Proper performance evaluation guides selection. Metrics like R-squared, log loss, confusion matrices, and cluster validation indices quantify model quality. Diagnostic tools identify bias, overfitting, and input dependencies.
Tuning algorithms by optimizing hyperparameters like learning rate, tree depth, and regularization strength via grid/random search improves results. Automated optimization frameworks like Bayesian hyperparameter tuning are emerging. Overall, combining complementary algorithms in ensembles boosts robustness.
Cutting Edge Advances
Ongoing research is advancing basic machine learning algorithms:
- Explainable AI techniques like LIME and SHAP open the black box of complex models like deep neural networks to provide human-understandable explanations.
- Distributed computing frameworks like TensorFlow and PyTorch scale training over clusters of machines to handle massive datasets.
- Transfer learning and multi-task learning leverage knowledge gained from related tasks to speed up learning with limited data.
- Novel convolutional and graph network architectures model new data types like images, text, meshes, and molecules.
- Techniques to embed fairness, accountability, transparency, and ethics into algorithm design help address societal concerns.
Mastering basic machine learning algorithms and how they work start with studying core algorithms for supervised learning, unsupervised learning, and reinforcement learning.
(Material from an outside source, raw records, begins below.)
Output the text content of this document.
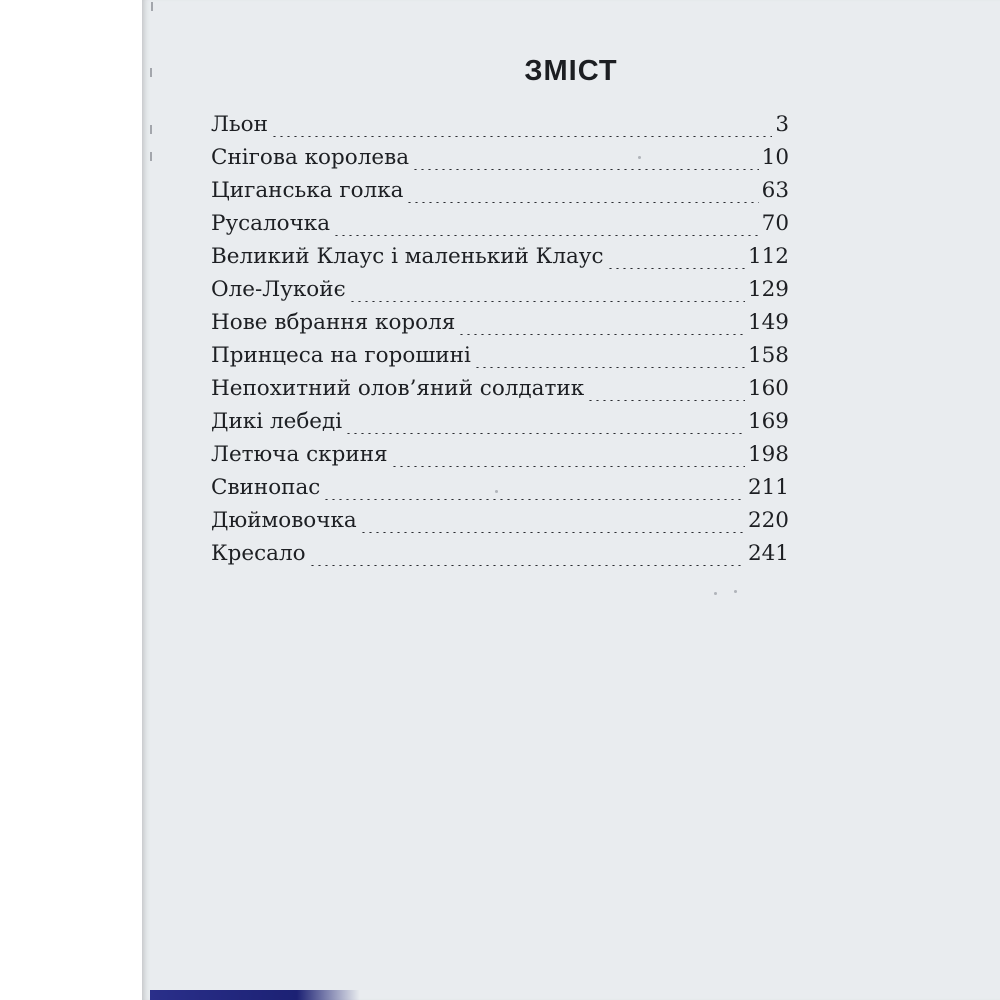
ЗМІСТ
Льон	3
Снігова королева	10
Циганська голка	63
Русалочка	70
Великий Клаус і маленький Клаус	112
Оле-Лукойє	129
Нове вбрання короля	149
Принцеса на горошині	158
Непохитний олов’яний солдатик	160
Дикі лебеді	169
Летюча скриня	198
Свинопас	211
Дюймовочка	220
Кресало	241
Linear regression logistics regression, decision trees, neural networks, k-means, principal component analysis, and Q-learning represent an essential starter toolkit. Of course, entire sub-fields delve into these techniques in far greater mathematical and computational depth. But foundational proficiency empowers tackling more advanced real-world applications. The algorithms introduced here provide the building blocks for cutting-edge artificial intelligence systems transforming every sector of the economy.